Darn Tough Manufacturing Manager Sasha Cady works the weekend job fair. Photo by Tulley Hescock.

Darn Tough Manufacturing Manager Sasha Cady works the weekend job fair. Photo by Tulley Hescock.

Darn Tough prides itself on being a Vermont company that employs Vermont workers. Its bet on Waterbury as the place to expand so far seems to spot on. LeBourveau said Waterbury was ideal because of its location in the state and because they knew there was a workforce available after manufacturing job cuts by Keurig over the past few years. 

“It was our hope that if we came back here, people that had originally lived in Waterbury would still be interested in staying here, or at least to come back if they knew that good jobs were here,” LeBourveau said.

Getting things up and running at full tilt has been a challenge, however. Darn Tough opened its Waterbury headquarters in March 2020, the same week Vermont went into a statewide lockdown as the COVID-19 pandemic began. Many people were sent home as the operation was shut down, however, LeBourveau said the company still grew 10% since then.

The facility in Waterbury currently houses a warehouse of socks to fill orders on the first floor, and administrative offices on the second floor. From the warehouse, Darn Tough fills wholesale orders as it does not have its own retail stores. While supplying other retailers with its products though, the company has also increased its own online sales. 

Bringing on the Waterbury facility as another manufacturing operation will grow the company’s production. “We are at full capacity in Northfield. There was no opportunity to expand at the current footprint we had in our buildings, so Waterbury became excess,” LeBourveau said.

Darn Tough head of Human Resources John LeBourveau welcomes applicants at the Waterbury facility. Photo by Tulley Hescock

Darn Tough head of Human Resources John LeBourveau welcomes applicants at the Waterbury facility. Photo by Tulley Hescock

Now by adding new machines and more staff, the Waterbury plant will not just contain office and distribution functions, it will be turning out the rugged socks that come with a lifetime guarantee. 

LeBourveau said that production managers will assign certain socks to be made exclusively in each location, but that each facility will have the ability to make any type of sock. “We wanted to find a way to keep manufacturing close to the people that support manufacturing,” LeBourveau said. 

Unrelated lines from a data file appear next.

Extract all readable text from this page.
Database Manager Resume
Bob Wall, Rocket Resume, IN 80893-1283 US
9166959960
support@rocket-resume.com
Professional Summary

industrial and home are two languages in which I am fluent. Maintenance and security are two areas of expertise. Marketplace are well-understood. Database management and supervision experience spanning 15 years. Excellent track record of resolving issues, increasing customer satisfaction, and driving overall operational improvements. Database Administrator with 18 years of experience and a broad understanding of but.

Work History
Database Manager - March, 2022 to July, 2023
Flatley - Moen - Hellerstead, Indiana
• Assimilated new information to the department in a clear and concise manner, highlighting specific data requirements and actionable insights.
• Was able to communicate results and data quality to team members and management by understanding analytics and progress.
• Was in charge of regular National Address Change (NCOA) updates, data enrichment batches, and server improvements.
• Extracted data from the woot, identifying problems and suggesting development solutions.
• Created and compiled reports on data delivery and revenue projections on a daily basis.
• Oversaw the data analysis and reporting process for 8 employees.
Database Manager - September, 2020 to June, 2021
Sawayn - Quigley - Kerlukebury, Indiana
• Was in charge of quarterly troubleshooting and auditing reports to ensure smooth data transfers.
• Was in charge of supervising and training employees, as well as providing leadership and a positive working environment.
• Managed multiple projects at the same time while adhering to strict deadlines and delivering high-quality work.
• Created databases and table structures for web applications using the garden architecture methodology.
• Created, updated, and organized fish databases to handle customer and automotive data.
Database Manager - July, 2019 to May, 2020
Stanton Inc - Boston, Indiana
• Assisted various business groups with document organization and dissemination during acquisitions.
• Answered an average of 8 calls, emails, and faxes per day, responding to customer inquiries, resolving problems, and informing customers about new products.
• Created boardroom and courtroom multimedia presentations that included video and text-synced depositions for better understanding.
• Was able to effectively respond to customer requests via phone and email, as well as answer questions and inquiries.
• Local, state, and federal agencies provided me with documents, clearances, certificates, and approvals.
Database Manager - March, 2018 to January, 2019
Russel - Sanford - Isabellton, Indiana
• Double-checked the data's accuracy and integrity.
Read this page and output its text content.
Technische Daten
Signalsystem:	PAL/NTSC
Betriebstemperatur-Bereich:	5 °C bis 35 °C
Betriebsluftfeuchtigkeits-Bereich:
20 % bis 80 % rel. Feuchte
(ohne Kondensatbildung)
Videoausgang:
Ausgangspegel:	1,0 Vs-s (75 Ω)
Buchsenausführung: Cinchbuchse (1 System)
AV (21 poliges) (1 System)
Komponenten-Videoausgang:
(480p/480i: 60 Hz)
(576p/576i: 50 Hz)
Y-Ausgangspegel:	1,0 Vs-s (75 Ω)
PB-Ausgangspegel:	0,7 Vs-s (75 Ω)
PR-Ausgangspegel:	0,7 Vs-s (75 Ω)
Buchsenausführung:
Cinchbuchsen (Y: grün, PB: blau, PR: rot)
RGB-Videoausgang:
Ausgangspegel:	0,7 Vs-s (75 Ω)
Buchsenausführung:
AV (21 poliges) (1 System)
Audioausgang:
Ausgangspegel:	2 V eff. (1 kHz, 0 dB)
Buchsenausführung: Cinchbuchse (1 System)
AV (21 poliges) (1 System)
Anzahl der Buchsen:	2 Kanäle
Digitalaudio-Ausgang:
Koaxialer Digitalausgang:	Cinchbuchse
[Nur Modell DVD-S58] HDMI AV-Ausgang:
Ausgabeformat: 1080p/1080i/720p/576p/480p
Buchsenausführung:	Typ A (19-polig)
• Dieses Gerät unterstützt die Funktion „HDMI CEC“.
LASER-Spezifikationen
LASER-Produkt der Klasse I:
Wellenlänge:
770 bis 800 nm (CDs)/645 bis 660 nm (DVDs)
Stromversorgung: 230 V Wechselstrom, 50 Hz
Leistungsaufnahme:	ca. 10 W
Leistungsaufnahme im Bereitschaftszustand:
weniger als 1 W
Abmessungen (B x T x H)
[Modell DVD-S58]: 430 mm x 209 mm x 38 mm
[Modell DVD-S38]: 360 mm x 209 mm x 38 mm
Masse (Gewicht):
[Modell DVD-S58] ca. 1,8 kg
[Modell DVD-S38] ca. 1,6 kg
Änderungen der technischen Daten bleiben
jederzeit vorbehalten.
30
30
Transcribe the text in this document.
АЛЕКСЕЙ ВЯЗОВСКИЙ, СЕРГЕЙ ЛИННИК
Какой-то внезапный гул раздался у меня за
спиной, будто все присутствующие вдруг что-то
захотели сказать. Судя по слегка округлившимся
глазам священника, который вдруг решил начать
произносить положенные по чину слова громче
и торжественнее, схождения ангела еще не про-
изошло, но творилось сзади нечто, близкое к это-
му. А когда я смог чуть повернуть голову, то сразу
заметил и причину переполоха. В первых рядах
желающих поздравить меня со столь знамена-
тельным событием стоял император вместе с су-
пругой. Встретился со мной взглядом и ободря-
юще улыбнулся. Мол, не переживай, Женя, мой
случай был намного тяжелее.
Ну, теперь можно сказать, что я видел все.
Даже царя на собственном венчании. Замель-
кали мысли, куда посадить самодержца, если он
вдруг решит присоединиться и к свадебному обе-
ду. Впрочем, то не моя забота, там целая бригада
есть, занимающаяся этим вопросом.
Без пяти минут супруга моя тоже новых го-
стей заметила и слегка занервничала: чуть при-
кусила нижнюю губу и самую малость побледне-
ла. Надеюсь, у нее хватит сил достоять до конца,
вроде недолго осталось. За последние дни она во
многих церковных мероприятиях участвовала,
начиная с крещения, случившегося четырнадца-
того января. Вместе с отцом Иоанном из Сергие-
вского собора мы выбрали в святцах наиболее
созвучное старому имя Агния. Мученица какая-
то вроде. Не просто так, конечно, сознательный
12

At Saturday’s job fair, Manufacturing Manager Sasha Cady handed out applications in a waiting area on the second floor of the Waterbury facility. She relocated her family from the Newport area to Waterbury after working for Darn Tough for a year. Now she’s two years in and she said she loves the family environment at her workplace. 

“To know that even at the employee level people know that they're cared about and they are a company that will invest in them just as much as they invest back,” Cady said. 

Workers who make the socks are known as knitters and those positions start off paying $16 an hour. “We focus a lot more on quality of life for folks,” LeBourveau said. “Currently the Northfield plant runs 24/7 with three knitting shifts running for nine hours each, four days a week with three days off.”

Vanessa Cochran helped to check job candidates in at the front door on Saturday. She is a third-shift knitter, meaning she works the 10:45 a.m. to 7:15 p.m. shift, which she said is hard but works better with her children’s schedule. She described Darn Tough as a “local staple.”

She explained: “It sounds like they're trying to keep it in Vermont. Keep the jobs here which is big for me.” 

LeBourveau said other jobs at Darn Tough Waterbury include filling shipment orders of socks as well as administrative positions. 

If all goes as planned, Darn Tough will be making socks in Waterbury by the middle of September to October. That will mean more trucks in and out of the Pilgrim Park commercial complex again as trucks loaded with socks continue to replace trucks hauling coffee pulling out onto Main Street.